Tecnologia ajuda quilombolas na Amazônia a protegerem seus territórios e planejar o futuro
Comunidades semelhantes foram formadas em todo o país e batizadas de mocambos no Pará e quilombos no resto do Brasil. Dados oficiais mostram que 20% dos quilombos estão na região Norte. Os direitos dos quilombolas por suas terras só foram reconhecidos pela Constituição de 1988, aprovada depois do fim da ditadura militar.

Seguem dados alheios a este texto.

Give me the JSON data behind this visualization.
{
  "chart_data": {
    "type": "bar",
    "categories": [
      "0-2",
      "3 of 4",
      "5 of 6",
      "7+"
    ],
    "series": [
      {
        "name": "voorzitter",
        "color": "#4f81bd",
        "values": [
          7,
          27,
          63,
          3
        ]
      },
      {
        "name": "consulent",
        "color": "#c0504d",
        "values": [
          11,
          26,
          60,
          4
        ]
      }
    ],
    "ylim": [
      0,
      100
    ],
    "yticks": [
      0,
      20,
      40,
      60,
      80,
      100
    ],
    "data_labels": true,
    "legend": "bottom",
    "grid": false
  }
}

Claudinete Colé de Souza nasceu em Boa Vista, uma comunidade de 280 famílias ribeirinhas muito próxima a Porto Trombetas - cidade fundada na década de 1970 para abrigar trabalhadores do que é hoje a maior mina de bauxita do mundo. Tradicionalmente, estas famílias viviam da caça, da pesca e da coleta e venda de castanhas do Brasil. “Paramos de plantar mandioca, de fazer farinha e a maioria das pessoas de Boa Vista hoje trabalham na mina na limpeza ou jardinagem,” conta.

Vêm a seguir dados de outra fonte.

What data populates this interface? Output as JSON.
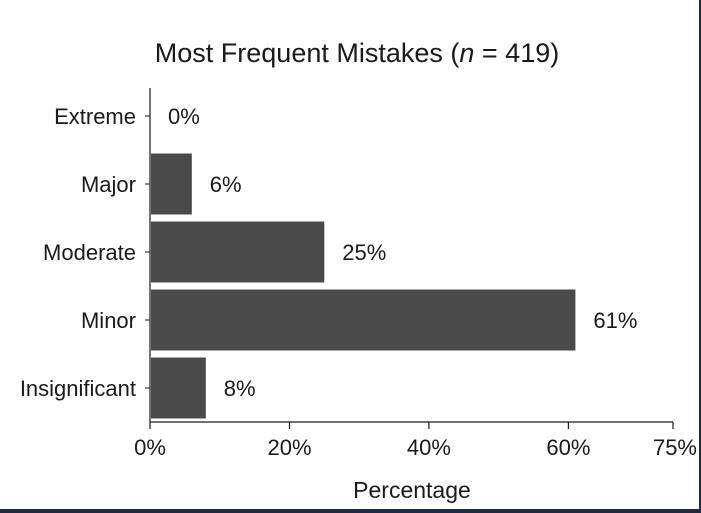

Há dois anos, Claudinete tornou-se a primeira mulher eleita como Coordenadora da a Associação de Comunidades Remanescentes de Quilombos de Oriximiná (ARQMO), sonhando em melhorar a qualidade de vida para quilombolas na Amazônia. Nem todos em Boa Vista e outras comunidades têm acesso a água potável e saneamento e mais de 70% dos quilombolas vivem em situação de extrema pobreza.
Boa Vista foi o primeiro quilombo do Brasil a obter o título da terra em 1990, foi seguido por outros na região, mas quatro comunidades ainda esperam pela titulação. Quando a USAID fez uma parceria com o Google Earth e a ONG brasileira Equipe de Conservação da Amazônia (ECAM) no projeto Novas Tecnologias e Comunidades Tradicionais, os quilombolas de Oriximiná tiveram acesso a ferramentas para desenvolver planos comunitários de gestão com base em metodologias usadas para implementar as políticas de gestão territorial em territórios tradicionais e indígenas. O projeto garantiu treinamento no uso de smartphones, no desenvolvimento de questionários e na utilização do Google Earth como instrumento para ajuda-los a resolver as questões consideradas mais importantes para eles.
“Usamos o Google Earth para mapear o nosso território e ODK, outro software livre de licença para fazer uma análise detalhada da situação social e econômica das comunidades quilombolas de Oriximiná. Estamos fazendo um censo com perguntas que decidimos ser as mais importantes. E estamos mapeando nossas áreas produtivas e de pesca,” explica Claudinete. Este processo pode ajudar a acelerar a obtenção dos títulos de propriedade e garantir seus direitos.
Ela conta com orgulho que “pela primeira vez, fomos capazes de ir nós mesmos a campo, falar com as pessoas, fazer perguntas, ouvir as histórias que tinham para contar e transferi-las para os mapas. Através dos anos, pesquisadores chegavam e iam embora e nunca soubemos dos resultados e conclusões de suas pesquisas. Agora somos donos das informações”.
Jovens quilombolas estão sendo treinados pela ECAM em parceria com Google e YouTube e apoio da USAID para criar seus próprios canais e poder mostrar sua cultura para o mundo, preservar a memória dos mais velhos, que ainda se lembram do tempo em que viviam escondidos do resto do mundo.
A primeira análise socioeconômica foi finalizada no final do ano, com dados sobre água, saneamento e educação e Claudinete se prepara para liderar o processo de criação de um plano de gestão da comunidade, que está sendo chamado de Plano de Vida: “Pelos relatórios, vamos saber que problemas são mais sérios, que comunidades precisam de mais ajuda, que famílias são as mais necessitadas. Também vamos poder acessar políticas públicas sem depender de prefeitos ou do governador para assistência. Estamos agora aprendendo a escrever projetos para buscar financiamentos disponíveis”, comemora.
O mapeamento e a coleta de dados das 37 comunidades quilombolas do município ficarão prontos no final de 2018 e Claudinete já sonha com a criação de um fundo para ajudar as comunidades a se prepararem para a vida após a partida da empresa de mineração.